Building Online Power Models from Real Data
MICRO-48 Tutorial
December 5, 2015
Waikiki, Hawaii
Refer to our new website (http://www.powmon.ecs.soton.ac.uk/powermodeling/) for the latest news, publications and software tools.
In this hands-on, interactive tutorial, you will learn how to efficiently build accurate, run-time power models using real hardware platforms using a specially built software tool. Starting from the basics of how power is consumed in a modern system-on-chip through static and dynamic power in the underlying transistors, we show how activity, voltage and frequency affect the power consumption.
We will then let you play with a board that we have prepared to be easy to work with and walk you through practicalities, such as workload selection and how to get activity information. With the basics from the first section, you will be able to build your own power model for the test platform quickly.
Once you have built a simple power model for your test board, we will introduce a surprise workload which we will then use to put the generated power models through a real-life test: running a workload that was not anticipated at model construction time. We will even give out prizes for the ones closest to the real power consumption.
Content
- Introduction to Power Modelling with performance counters (PMCs) and power measurements
- Interactive session running experiments to gather required data
- Introduction to regression analysis
- Interactive session analysing gathered data and selecting suitable performance counters
- Presentation on fun competition and a surprise workload
- Interactive session where the participants predict the power of the surprise workload
- Announcing the winner of the competition and giving of prizes
- Closing remarks
Schedule
Saturday 5th December, Afternoon, Session D, Room TBA
| Time | Title | Presenter |
|---|---|---|
| 13:00 | Welcome and introduction | |
| 13:15 | Motivation for top-down power models | |
| 13:30 | Introduction to our modelling workflow and software | |
| 14:00 | Hands-on! | |
| 15:00 | Break | |
| 15:30 | Hands-on (part II) | |
| 16:00 | Deeper look at the methodology | |
| 16:45 | Conclusion and Compition Results |
Registration and Logistics
Registration will be through the MICRO-48 Conference Website.
Participants will not require any specialist knowledge, general programming knowledge is of an advantage, however. Experimentation boards and prizes are provided (with kind support from ARM Research), so attendees do not need to bring any additional material.
Why (Top-Down) Power Models?
Power models are a key ingredient in both analysing future energy-efficient computer systems, for example in design-space exploration, and also when optimising existing system stacks. Particularly in mobile devices, energy efficiency is a vital factor; understanding how, where and why power is used at run-time can enable significant platform optimisations (dynamic voltage and frequency scaling; thermal boosting; intelligent distribution of available TDP between CPU and GPU cores; scheduling tasks in heterogeneous systems, such as ARM's big.LITTLE™ architectures). In research and design-space exploration, power models built and validated on real hardware with measured power data are extremely valuable as their accuracy is known and trusted, as opposed to models based on theoretical synthesis data deriving power consumption from the bottom up.

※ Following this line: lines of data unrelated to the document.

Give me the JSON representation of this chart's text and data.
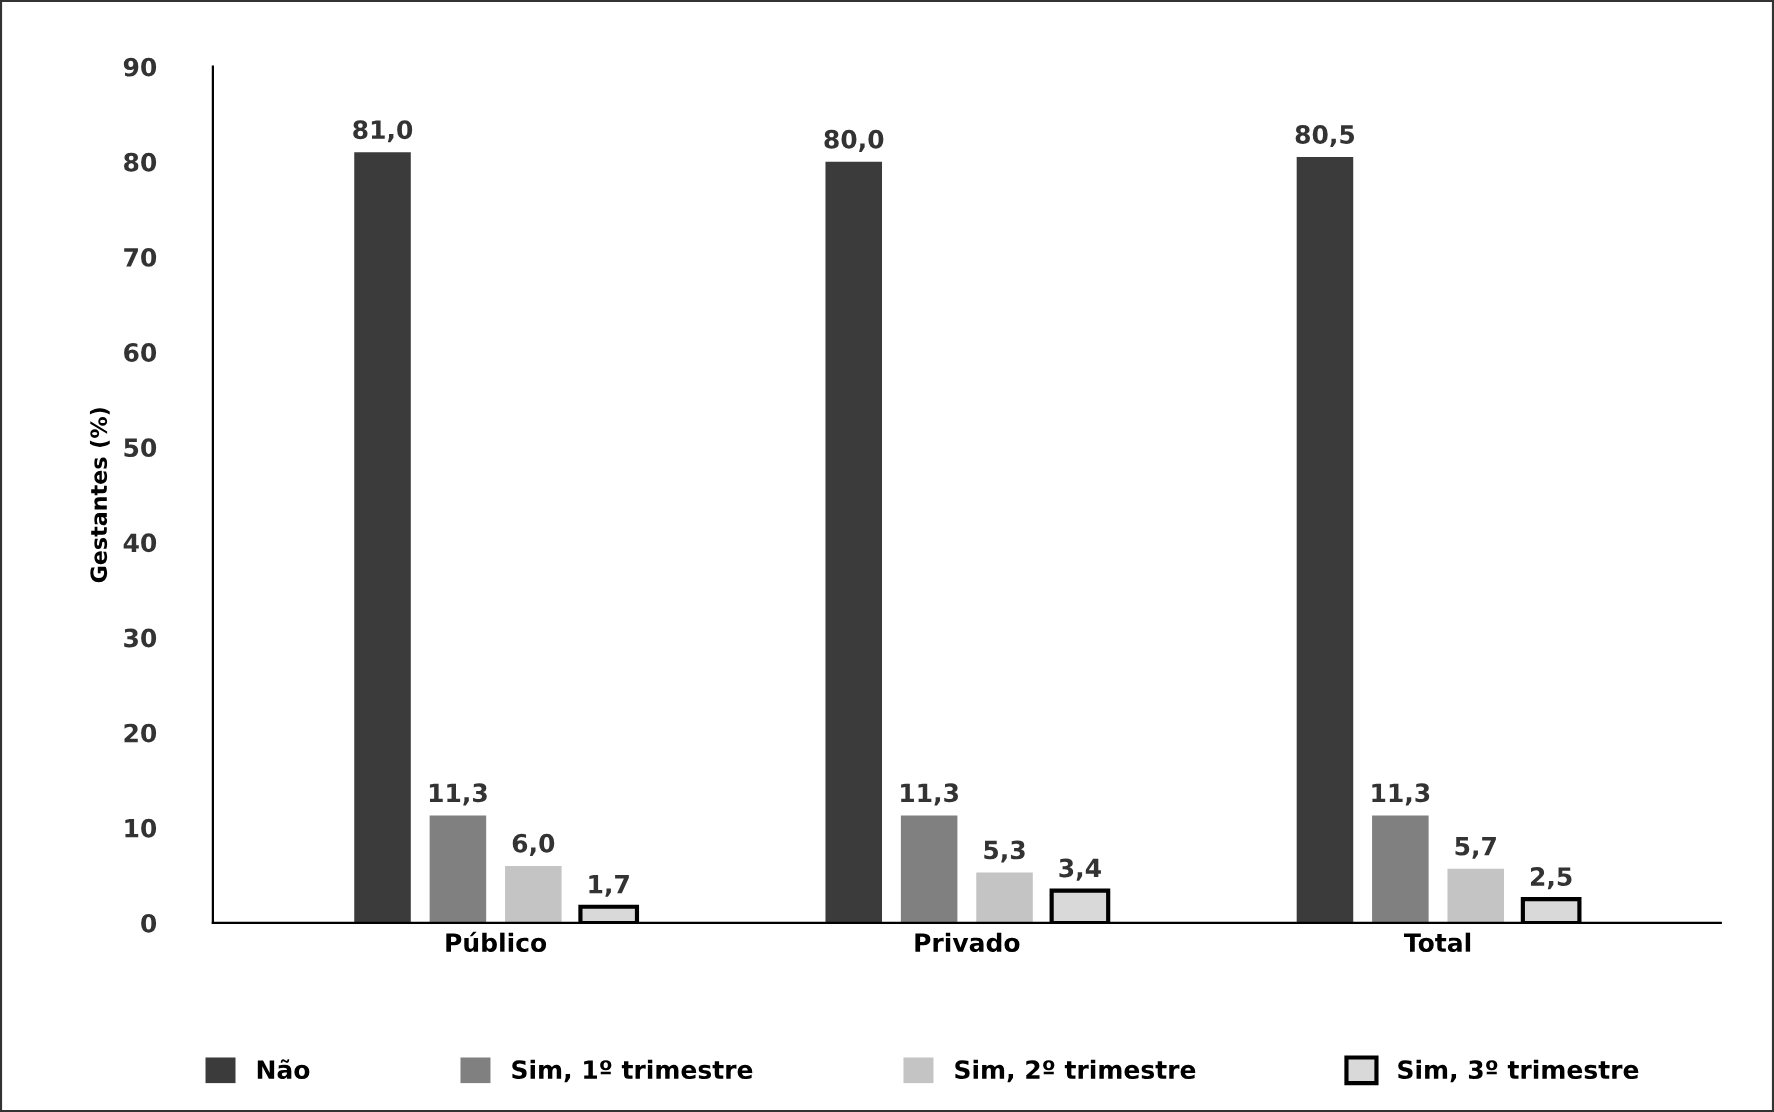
{
  "chart_data": {
    "type": "bar",
    "ylabel": "Gestantes (%)",
    "categories": [
      "Público",
      "Privado",
      "Total"
    ],
    "series": [
      {
        "name": "Não",
        "color": "#3b3b3b",
        "values": [
          81.0,
          80.0,
          80.5
        ],
        "value_labels": [
          "81,0",
          "80,0",
          "80,5"
        ]
      },
      {
        "name": "Sim, 1º trimestre",
        "color": "#808080",
        "values": [
          11.3,
          11.3,
          11.3
        ],
        "value_labels": [
          "11,3",
          "11,3",
          "11,3"
        ]
      },
      {
        "name": "Sim, 2º trimestre",
        "color": "#c4c4c4",
        "values": [
          6.0,
          5.3,
          5.7
        ],
        "value_labels": [
          "6,0",
          "5,3",
          "5,7"
        ]
      },
      {
        "name": "Sim, 3º trimestre",
        "color": "#d9d9d9",
        "values": [
          1.7,
          3.4,
          2.5
        ],
        "value_labels": [
          "1,7",
          "3,4",
          "2,5"
        ]
      }
    ],
    "ylim": [
      0,
      90
    ],
    "yticks": [
      0,
      10,
      20,
      30,
      40,
      50,
      60,
      70,
      80,
      90
    ],
    "grid": false,
    "legend": "bottom"
  }
}
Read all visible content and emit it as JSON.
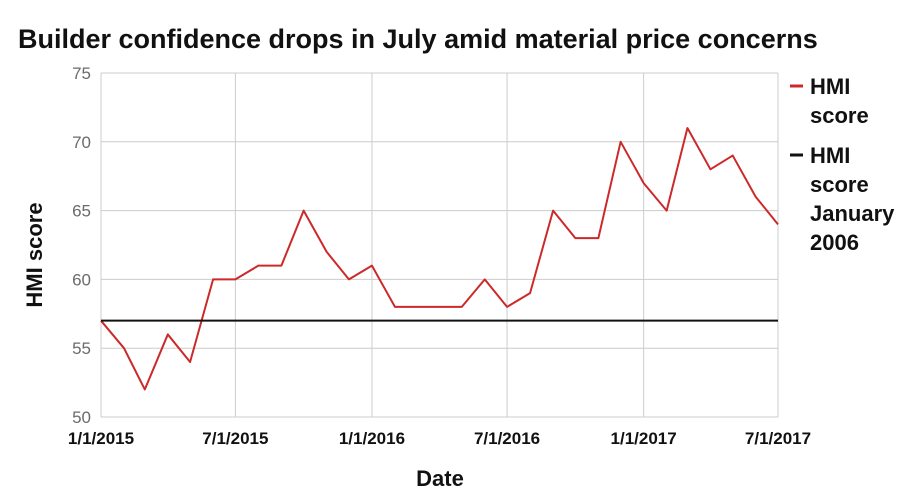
{
  "chart_data": {
    "type": "line",
    "title": "Builder confidence drops in July amid material price concerns",
    "xlabel": "Date",
    "ylabel": "HMI score",
    "ylim": [
      50,
      75
    ],
    "yticks": [
      "50",
      "55",
      "60",
      "65",
      "70",
      "75"
    ],
    "x_range": [
      "2015-01-01",
      "2017-07-01"
    ],
    "xticks": [
      {
        "label": "1/1/2015",
        "date": "2015-01-01"
      },
      {
        "label": "7/1/2015",
        "date": "2015-07-01"
      },
      {
        "label": "1/1/2016",
        "date": "2016-01-01"
      },
      {
        "label": "7/1/2016",
        "date": "2016-07-01"
      },
      {
        "label": "1/1/2017",
        "date": "2017-01-01"
      },
      {
        "label": "7/1/2017",
        "date": "2017-07-01"
      }
    ],
    "grid": true,
    "legend_position": "right",
    "series": [
      {
        "name": "HMI score",
        "color": "#cc2a2a",
        "points": [
          {
            "date": "2015-01-01",
            "value": 57
          },
          {
            "date": "2015-02-01",
            "value": 55
          },
          {
            "date": "2015-03-01",
            "value": 52
          },
          {
            "date": "2015-04-01",
            "value": 56
          },
          {
            "date": "2015-05-01",
            "value": 54
          },
          {
            "date": "2015-06-01",
            "value": 60
          },
          {
            "date": "2015-07-01",
            "value": 60
          },
          {
            "date": "2015-08-01",
            "value": 61
          },
          {
            "date": "2015-09-01",
            "value": 61
          },
          {
            "date": "2015-10-01",
            "value": 65
          },
          {
            "date": "2015-11-01",
            "value": 62
          },
          {
            "date": "2015-12-01",
            "value": 60
          },
          {
            "date": "2016-01-01",
            "value": 61
          },
          {
            "date": "2016-02-01",
            "value": 58
          },
          {
            "date": "2016-03-01",
            "value": 58
          },
          {
            "date": "2016-04-01",
            "value": 58
          },
          {
            "date": "2016-05-01",
            "value": 58
          },
          {
            "date": "2016-06-01",
            "value": 60
          },
          {
            "date": "2016-07-01",
            "value": 58
          },
          {
            "date": "2016-08-01",
            "value": 59
          },
          {
            "date": "2016-09-01",
            "value": 65
          },
          {
            "date": "2016-10-01",
            "value": 63
          },
          {
            "date": "2016-11-01",
            "value": 63
          },
          {
            "date": "2016-12-01",
            "value": 70
          },
          {
            "date": "2017-01-01",
            "value": 67
          },
          {
            "date": "2017-02-01",
            "value": 65
          },
          {
            "date": "2017-03-01",
            "value": 71
          },
          {
            "date": "2017-04-01",
            "value": 68
          },
          {
            "date": "2017-05-01",
            "value": 69
          },
          {
            "date": "2017-06-01",
            "value": 66
          },
          {
            "date": "2017-07-01",
            "value": 64
          }
        ]
      },
      {
        "name": "HMI score January 2006",
        "legend_lines": [
          "HMI",
          "score",
          "January",
          "2006"
        ],
        "color": "#111111",
        "points": [
          {
            "date": "2015-01-01",
            "value": 57
          },
          {
            "date": "2017-07-01",
            "value": 57
          }
        ]
      }
    ],
    "legend": [
      {
        "lines": [
          "HMI",
          "score"
        ],
        "color": "#cc2a2a"
      },
      {
        "lines": [
          "HMI",
          "score",
          "January",
          "2006"
        ],
        "color": "#111111"
      }
    ]
  }
}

Top-down power models aggregate several high-level activity vectors which can be observed at runtime through performance monitoring counters (PMCs), and relate them to measured power consumption numbers. Despite the conceptual simplicity of the approach, several challenges need to be overcome leading to a significant lack of published mobile-based PMC-models. In our tutorial, we address the existing key issues with empirical run-time power modelling:
- Finding a suitable, modern platform where power data can be extracted is difficult;
- Performance counter (PMCs) are difficult or impossible to obtain on many platforms;
- The technical 'hands-on' work is very time-consuming;
- There is a lack of published model coefficients;
- There is a shortage of meticulous PMC event selection methodologies;
- Existing work generally does not give enough statistical information about the produced models and the validation process; Many important modelling problems that PMC models are susceptible to, such as multicollinearity and heteroscedasticity, are not considered.
We address these issues in the proposed interactive tutorial by providing a tried-and-tested hardware platform with a custom-built OS image and software that provides power and PMC data and a full experimental framework for repeatable experiments. We also provide custom-built analysis, model building and model validation scripts that automate the workflow and provide features to address the problems specific to PMC-based model building.
We will share our experience and expertise in power modelling and guide participants in building performance counter-based run-time power models in the tutorial itself. In this tutorial we will focus on the power consumption of different CPU cores, caches, and interconnects; the methodolgy will, however, easily translate to other components, such as memory and GPUs.
In summary, the provided development framework allows experimental research be completed including graphs and output statistics by the end of the tutorial. Previously, this work could have taken many weeks to complete. We hope that by showing how to build high-quality power models and by providing hardware and software tools, we will greatly encourage and strengthen research in this area.